MEMAHAMI TOLERAN DALAM BERAGAMA

Published by achmad dharmawan on

Oleh Ahmad Rofiq
Assalamu’alaikum wrwb.
Saudaraku yang dicintai Allah SWT. Mari bersyukur dan memuji-Nya karena kita dihidupkan lagi,  setelah “dimatikan” malam tadi. Shalawat dan salam pada Rasulullah saw, supaya hati kita tenang, karena sepuluh kebaikan sudah kita dapat.
Sahabatku, Islam, sebagai penyempurna agama sebelumnya (QS. Al-Maidah: 3),  yang artinya selamat,  damai,  dan kebahagiaan,  diajarkan melalui Nabi Muhammad saw adalah untuk kasih sayang bagi penghuni alam raya (QS. Al-Anbiya’:107). Karena itu,  tampilan orang Islam seharusnya toleran,  damai, dan tidak dendam. Toleran (تسامح او السماحة) artinya menghormati,  memaafkan, dan merelakan, merupakan sesuatu yang sangat penting dan bernilai ibadah sangat tinggi. Allah SWT menegaskan,  “barang siapa memaafkan dan berdamai,  maka pahalanya di sisi Allah,  karena Allah tidak menyukai orang yang dhalim” (QS. Al-Syura:40).
Mengapa banyak konflik fisik dan permusuhan terjadi.

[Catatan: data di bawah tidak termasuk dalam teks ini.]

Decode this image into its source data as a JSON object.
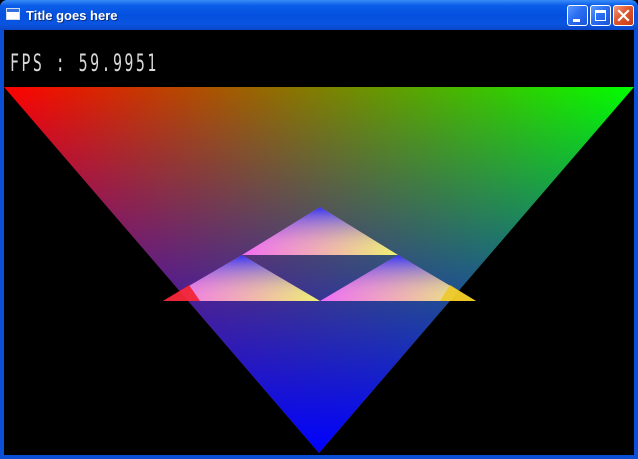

Tentu jawabannya,  adalah karena gagal faham oleh pemeluknya,  atau karena toleransi itu disalahgunakan oleh pihak lain.
Di negeri tercinta ini, toleransi diatur dalam kerukunan, intern umat beragama, antar umat beragama, dan antar umat beragama dengan pemerintah. Ini cukup baik. Dalam bahasa ulama,  toleransi dikristalisasikan dalam persaudaraan, seagama, antarumat beragama atau sesama warga negara,  dan sesama manusia (أخوة دينية، أخوة وطنية، أخوة بشرية).
Dalam Islam ditegaskan,  bahwa “orang Islam itu saudara orang Islam, tidak boleh saling mendhalimi,  kalau saudaranya membutuhkan bantuan,  wajib menolongnya. Barangsiapa menolong kesulitan saudaranya,  Allah akan menolongnya si hari kiamat” (Al-Bukhari dan Muslim). Antara muslim satu dengan lainnya,  laksana satu bangunan, antara dinding satu dan lainnya saling mengikat (Al-Bukhari dan Muslim). Antara orang yang beriman, ibarat satu jasad dalam cinta, kasih sayang, dan saling peduli, jika satu anggota sakit,  yangblain merasakan sakit (Al-Bukhari dan Muslim).
Antar umat beragama,  Allah memberi contoh sangat kongkrit untuk menghormati pilihan agama seseorang. Abu Thalib,  paman nabi Muhammad saw, secara lahiriyah melindungi beliau dan perjuangannya menyampaikan ajaran Islam,  terutama pasca wafatnya Sayyidatina Khadijah al-kubra, yang diharapkan bersyahadat,  hingga akhir hayat masih belum mengingkrarkannya. Beliau sedih dan ditegur oleh Allah, “sesungguhnya kamu (Muhammad) tidak bisa memberi petunjuk (هداية) orang yang engkau cintai,  karena Allah (saja) yang memberi petunjuk orang yang dikehendaki-Nya” (QS. Al-Qashash: 56).
Allah tidak memaksa dalam beragama (QS. Al-Baqarah: 256). Karena Allah telah memberi kemampuan akal dan hati pada manusia untuk memilih. Di hadapan Allah,  Islam ditetapkan sebagai agama yang diakui-Nya (QS. Ali ‘Imran: 19). Orang Islam, wajib menghormati pilihan agama orang lain, “bagimu agamamu dan bagiku agamaku” (QS. Al-Kafirun: 6).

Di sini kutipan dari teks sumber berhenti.